O fundador da Obra da Rua apresentava-se como um padrezinho de Coimbra, o padre das ruas. De capa negra, andava então pelos 52 anos. Chegou a ser frade franciscano em Vilariño de la Ramallosa, mas teve de rumar a Coimbra, sendo ordenado em 1929 e pobre por vocação. Depois, foi enviado a servir os últimos pelo seu Bispo de Coimbra, D. Manuel, como recoveiro dos pobres e a cuidar da Sopa dos Pobres [1932].

No Beco-do-Moreno, em Coimbra, em Maio de trinta e cinco, um garoto da rua embargou-lhe o seu caminho, num angustioso e imperativo 'venha ver o meu pai que está na cama e a gente passamos fome'. Este foi um desafio muito forte que o chamou a levar garotada pobre da baixa de Coimbra para Colónias de férias, nas margens do Alva [1935] e do Ceira [1937], auxiliado por seminaristas e estudantes da Universidade. Finalmente, chegou a uma hora crucial e institucional: Não podia sofrer por mais tempo o ouvir, no fim das colónias, 'deixe-me ficar aqui, que a gente em casa passamos fome' - eu, que sabia a verdade toda! [Obra da Rua, Coimbra, 1942, p.9,38].

Considerando uma das necessidades sociais do seu tempo e a sua vontade de pôr em marcha uma Obra nova, destinou essa casa para rapazes doentes e pobres nos moldes da família cristã. Não era asilo nem orfanato. A Casa de Repouso do Gaiato Pobre, seu nome primitivo, abriu as portas aos três primeiros garotos doentes e pobres na primeira semana de Janeiro de mil novecentos e quarenta, em dia [7] do Santíssimo Nome de Jesus. Até ao fim desse ano fizeram ali cura de repouso quarenta e dois rapazes. De facto, conforme foi narrando [O Gaiato, n. 4, 16 Abril 1944], foi ocupada em primeira mão por rapazitos fracos, recrutados nas zonas do pobre. Era trabalho das nossas mãos. O médico examinava. O catraio seguia. A cura fazia-se num instante, com banhos de sol em cordilheiras de leite. Alguns vinham ali tomá-lo pela primeira vez em sua vida: era um delirar! O Zezito Teixeira depois de levar ao fundo a malga, grita de contente: - Ai que vossemecê tem uma cara tão bonita!

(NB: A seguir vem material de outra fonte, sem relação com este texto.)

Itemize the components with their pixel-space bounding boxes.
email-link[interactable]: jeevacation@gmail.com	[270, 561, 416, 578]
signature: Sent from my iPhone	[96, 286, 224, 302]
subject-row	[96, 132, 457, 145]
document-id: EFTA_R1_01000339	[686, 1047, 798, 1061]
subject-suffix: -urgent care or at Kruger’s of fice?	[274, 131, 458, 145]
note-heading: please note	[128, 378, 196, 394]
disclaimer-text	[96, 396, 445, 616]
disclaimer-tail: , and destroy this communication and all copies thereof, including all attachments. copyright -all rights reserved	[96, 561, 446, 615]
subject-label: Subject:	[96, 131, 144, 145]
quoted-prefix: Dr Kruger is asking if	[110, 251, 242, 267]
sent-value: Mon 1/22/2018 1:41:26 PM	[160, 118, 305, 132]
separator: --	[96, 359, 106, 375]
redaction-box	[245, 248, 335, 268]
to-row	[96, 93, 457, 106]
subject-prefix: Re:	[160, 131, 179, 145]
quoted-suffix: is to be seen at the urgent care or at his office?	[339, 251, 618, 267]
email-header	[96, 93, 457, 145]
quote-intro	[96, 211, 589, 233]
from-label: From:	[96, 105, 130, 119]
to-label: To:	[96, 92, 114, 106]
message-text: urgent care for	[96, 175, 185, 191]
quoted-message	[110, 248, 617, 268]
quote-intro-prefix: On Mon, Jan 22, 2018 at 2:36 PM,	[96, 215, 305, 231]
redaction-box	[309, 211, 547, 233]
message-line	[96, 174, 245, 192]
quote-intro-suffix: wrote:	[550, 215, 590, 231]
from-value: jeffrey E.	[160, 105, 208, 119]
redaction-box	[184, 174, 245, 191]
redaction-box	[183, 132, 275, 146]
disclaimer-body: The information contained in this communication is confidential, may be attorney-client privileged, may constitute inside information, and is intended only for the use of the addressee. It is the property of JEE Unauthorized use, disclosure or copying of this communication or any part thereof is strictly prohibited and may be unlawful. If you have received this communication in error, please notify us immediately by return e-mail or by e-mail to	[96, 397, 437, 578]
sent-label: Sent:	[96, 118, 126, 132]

Um outro, a fumegar de contente, trepa a mesa, dá-nos um beijo na face e revela: - A gente em casa não toma leite!

[...] Alargou-se a Obra para receber mais gente, que era justamente o problema. Comprou-se uma casa contígua, pela morte do seu dono. Mais outra anexa, por troca. Um terreno para construir a nossa capela. Igualmente outro de cultura, para dar que fazer. Instalámos luz. Fomos buscar água a meio quilómetro. Tratou-se de gados, de alfaias, de ferramentas. Pedimos um posto de ensino ao Ministro da Educação Nacional. Doía-nos a sorte da criança abandonada.

Havia nessa casa uma jumenta, levada de manhã cedo para os montes, onde os mais crescidos iam cortar mato, com o almoço em cesta de vime. Depois, distribuíam o mato nos estábulos, que dava estrume para as terras. Os rapazitos, depois das horas da Escola, iam às pinhas e à lenha caída pelos montes fora, com merenda nas algibeiras. Colhiam amoras nos caminhos e traziam nas mãos ramos de flores, que os pequeninos punham nas jarras. Havia capoeiras e galinhas à solta. E tomavam uma cabra pela guita, a pastar pelos campos fora. É de chamar aqui com ternura a bela história de Marcelino - Pão e vinho [1953], acolhido em pobre convento franciscano.